J’indiquai ma queue-de-cheval, au cas où il lui aurait échappé que mes épais cheveux bruns rappelaient assez peu les boucles rousses de ma mère.

Son expression trahissait autant de sévérité que d’amusement.

— Je ne parle pas de votre apparence et tu le sais très bien.

Il me parut plus prudent d’éviter son regard. Dimitri m’avait attirée dès notre rencontre, et pas seulement parce qu’il était si sexy. J’avais l’impression qu’il comprenait une part de moi qui m’échappait complètement, et parfois celle, enivrante, que j’en faisais autant.

Malheureusement, il avait l’art de m’expliquer ceux de mes sentiments que je ne voulais pas comprendre.

— Tu crois que je suis jalouse d’elle ?

— Est-ce que tu l’es ? (Je détestais qu’il réponde à mes questions par une autre question.) Et si c’est le cas, de quoi, au juste, es-tu jalouse ?

Je soutins son regard.

— Je n’en sais rien. De sa réputation, peut-être… Ou alors du fait qu’elle lui a consacré tout son temps au lieu de s’occuper de moi. Je ne sais pas.

— Tu penses qu’elle n’a pas fait ce qu’elle aurait dû ?

— Oui. Non. Je ne sais pas… J’ai parfois l’impression qu’elle n’a entrepris tout ça que pour la gloire, pour se vanter… pour les molnija, expliquai-je en faisant la moue.

Les molnija étaient des tatouages que les gardiens gagnaient le droit de porter en tuant des Strigoï. Ils ressemblaient à des éclairs entrecroisés, se plaçaient sur la nuque et indiquaient le degré d’expérience de chaque gardien.

— Tu crois qu’on peut affronter des Strigoï pour une simple marque ? N’as-tu donc rien appris, chez les Badica ?

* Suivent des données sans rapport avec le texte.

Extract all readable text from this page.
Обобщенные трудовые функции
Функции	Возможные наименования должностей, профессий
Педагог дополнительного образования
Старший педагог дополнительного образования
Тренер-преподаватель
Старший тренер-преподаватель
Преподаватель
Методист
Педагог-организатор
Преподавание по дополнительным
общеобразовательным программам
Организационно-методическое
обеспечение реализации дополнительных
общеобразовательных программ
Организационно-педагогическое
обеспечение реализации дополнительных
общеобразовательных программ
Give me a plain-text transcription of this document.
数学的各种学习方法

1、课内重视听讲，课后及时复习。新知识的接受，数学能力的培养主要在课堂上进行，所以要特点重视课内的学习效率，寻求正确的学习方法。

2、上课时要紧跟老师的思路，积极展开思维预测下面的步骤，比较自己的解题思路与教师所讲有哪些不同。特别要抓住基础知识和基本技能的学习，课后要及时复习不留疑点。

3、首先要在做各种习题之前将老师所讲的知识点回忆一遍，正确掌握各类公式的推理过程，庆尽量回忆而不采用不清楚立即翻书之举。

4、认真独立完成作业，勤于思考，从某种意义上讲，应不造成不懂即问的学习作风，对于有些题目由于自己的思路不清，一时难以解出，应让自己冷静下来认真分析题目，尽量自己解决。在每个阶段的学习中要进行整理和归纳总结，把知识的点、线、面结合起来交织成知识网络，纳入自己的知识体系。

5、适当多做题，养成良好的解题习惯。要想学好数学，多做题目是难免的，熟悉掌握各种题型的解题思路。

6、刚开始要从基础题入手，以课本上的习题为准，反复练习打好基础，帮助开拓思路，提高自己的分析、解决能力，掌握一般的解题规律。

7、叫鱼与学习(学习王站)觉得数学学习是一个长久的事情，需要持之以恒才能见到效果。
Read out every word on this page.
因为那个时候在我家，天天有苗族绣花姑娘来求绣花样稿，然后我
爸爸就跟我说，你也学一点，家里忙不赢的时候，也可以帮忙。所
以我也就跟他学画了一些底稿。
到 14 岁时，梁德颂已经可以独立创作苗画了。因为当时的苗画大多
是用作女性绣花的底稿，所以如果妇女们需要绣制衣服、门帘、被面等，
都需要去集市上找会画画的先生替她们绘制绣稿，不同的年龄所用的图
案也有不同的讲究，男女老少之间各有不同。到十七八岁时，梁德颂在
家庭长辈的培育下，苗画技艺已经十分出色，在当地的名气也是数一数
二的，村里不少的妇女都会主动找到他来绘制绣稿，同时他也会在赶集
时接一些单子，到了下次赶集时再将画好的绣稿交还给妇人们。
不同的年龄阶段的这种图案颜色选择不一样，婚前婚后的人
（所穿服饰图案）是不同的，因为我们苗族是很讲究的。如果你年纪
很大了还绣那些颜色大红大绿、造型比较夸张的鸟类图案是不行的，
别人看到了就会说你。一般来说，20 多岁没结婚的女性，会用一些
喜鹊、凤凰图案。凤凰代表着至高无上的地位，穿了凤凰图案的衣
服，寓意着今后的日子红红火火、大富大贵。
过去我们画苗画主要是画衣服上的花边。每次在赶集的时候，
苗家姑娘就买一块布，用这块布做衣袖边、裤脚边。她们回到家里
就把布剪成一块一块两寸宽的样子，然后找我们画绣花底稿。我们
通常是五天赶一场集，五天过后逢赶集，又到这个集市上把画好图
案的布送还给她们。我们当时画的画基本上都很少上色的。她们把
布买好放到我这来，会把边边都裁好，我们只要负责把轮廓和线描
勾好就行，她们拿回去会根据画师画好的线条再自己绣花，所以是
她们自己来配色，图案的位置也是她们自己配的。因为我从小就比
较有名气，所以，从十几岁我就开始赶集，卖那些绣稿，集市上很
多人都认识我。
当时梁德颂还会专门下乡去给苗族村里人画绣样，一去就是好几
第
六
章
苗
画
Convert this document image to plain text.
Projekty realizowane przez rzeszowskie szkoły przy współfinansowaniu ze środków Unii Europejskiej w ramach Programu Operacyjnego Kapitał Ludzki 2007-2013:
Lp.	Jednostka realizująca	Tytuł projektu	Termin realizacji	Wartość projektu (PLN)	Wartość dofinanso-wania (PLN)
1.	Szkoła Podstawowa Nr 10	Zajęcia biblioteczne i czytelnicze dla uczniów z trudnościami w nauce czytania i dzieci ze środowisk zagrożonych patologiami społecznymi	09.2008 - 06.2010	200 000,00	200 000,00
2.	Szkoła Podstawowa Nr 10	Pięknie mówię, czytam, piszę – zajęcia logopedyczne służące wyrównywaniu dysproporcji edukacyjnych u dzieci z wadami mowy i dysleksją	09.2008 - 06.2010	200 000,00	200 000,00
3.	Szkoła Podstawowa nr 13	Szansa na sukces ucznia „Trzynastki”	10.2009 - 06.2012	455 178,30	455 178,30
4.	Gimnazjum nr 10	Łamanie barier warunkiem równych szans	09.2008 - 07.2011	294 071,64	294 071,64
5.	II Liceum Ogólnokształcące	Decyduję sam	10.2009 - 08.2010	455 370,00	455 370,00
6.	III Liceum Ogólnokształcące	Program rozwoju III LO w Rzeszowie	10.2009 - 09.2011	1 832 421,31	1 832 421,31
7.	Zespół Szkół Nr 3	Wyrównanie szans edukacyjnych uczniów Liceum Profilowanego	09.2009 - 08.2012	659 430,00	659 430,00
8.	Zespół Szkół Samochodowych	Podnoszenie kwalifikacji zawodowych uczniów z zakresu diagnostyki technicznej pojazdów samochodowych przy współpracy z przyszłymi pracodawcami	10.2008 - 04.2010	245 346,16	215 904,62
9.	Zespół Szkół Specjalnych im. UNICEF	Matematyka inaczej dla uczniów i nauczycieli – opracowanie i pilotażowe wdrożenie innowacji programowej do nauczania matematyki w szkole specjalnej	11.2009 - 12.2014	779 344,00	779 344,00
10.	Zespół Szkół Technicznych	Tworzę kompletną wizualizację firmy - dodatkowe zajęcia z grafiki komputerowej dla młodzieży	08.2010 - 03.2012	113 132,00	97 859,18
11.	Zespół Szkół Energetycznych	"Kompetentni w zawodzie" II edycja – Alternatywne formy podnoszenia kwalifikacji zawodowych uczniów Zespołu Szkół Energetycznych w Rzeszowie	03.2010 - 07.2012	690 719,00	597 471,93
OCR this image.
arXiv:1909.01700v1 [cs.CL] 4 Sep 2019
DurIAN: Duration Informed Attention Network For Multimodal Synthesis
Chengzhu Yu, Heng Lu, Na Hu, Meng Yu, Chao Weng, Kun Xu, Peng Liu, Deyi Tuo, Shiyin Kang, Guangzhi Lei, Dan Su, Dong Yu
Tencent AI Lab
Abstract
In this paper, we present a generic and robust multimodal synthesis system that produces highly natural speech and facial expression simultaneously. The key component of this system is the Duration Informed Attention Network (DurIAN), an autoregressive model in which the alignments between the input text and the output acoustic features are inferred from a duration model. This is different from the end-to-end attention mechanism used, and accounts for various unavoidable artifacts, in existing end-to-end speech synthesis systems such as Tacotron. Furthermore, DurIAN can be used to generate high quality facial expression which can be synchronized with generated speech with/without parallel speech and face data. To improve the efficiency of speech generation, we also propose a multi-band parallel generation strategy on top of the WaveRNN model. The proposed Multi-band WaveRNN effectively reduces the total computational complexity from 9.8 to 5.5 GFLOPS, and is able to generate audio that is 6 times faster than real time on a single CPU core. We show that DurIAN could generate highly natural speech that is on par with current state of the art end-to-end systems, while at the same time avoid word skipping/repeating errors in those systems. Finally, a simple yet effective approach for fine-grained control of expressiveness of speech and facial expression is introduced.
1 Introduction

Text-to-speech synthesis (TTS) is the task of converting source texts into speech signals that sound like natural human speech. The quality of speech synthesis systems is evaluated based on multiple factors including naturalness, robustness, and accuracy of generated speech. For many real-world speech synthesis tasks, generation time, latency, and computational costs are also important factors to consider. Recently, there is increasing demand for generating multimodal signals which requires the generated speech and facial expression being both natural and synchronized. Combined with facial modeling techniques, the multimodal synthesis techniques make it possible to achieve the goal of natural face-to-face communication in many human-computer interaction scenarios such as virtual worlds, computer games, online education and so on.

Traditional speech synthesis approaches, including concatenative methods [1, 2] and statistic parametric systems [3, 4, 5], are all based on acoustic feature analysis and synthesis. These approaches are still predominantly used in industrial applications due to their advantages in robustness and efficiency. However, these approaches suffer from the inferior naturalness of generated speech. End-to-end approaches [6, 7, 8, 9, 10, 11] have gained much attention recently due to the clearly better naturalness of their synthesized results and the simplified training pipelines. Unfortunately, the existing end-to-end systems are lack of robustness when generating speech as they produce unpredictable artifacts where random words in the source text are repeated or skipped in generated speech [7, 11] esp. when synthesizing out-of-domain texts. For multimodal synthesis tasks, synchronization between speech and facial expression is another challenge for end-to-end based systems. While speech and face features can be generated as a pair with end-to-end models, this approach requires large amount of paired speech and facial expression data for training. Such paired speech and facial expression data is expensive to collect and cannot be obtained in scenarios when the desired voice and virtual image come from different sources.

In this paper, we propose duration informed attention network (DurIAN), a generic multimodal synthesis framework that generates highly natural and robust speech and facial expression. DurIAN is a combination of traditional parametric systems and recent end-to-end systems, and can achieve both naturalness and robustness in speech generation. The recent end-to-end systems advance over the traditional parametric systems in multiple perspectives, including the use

Je me sentis stupide, tout à coup.

— Ce n’est pas ce que je voulais dire…

— Suis-moi.

Je me figeai.

— Où ?

Nous marchions vers mon dortoir. Du menton, il m’indiqua la direction opposée.

— Je voudrais te montrer quelque chose.

— Quoi ?

— Que toutes les marques ne servent pas à gagner de la reconnaissance.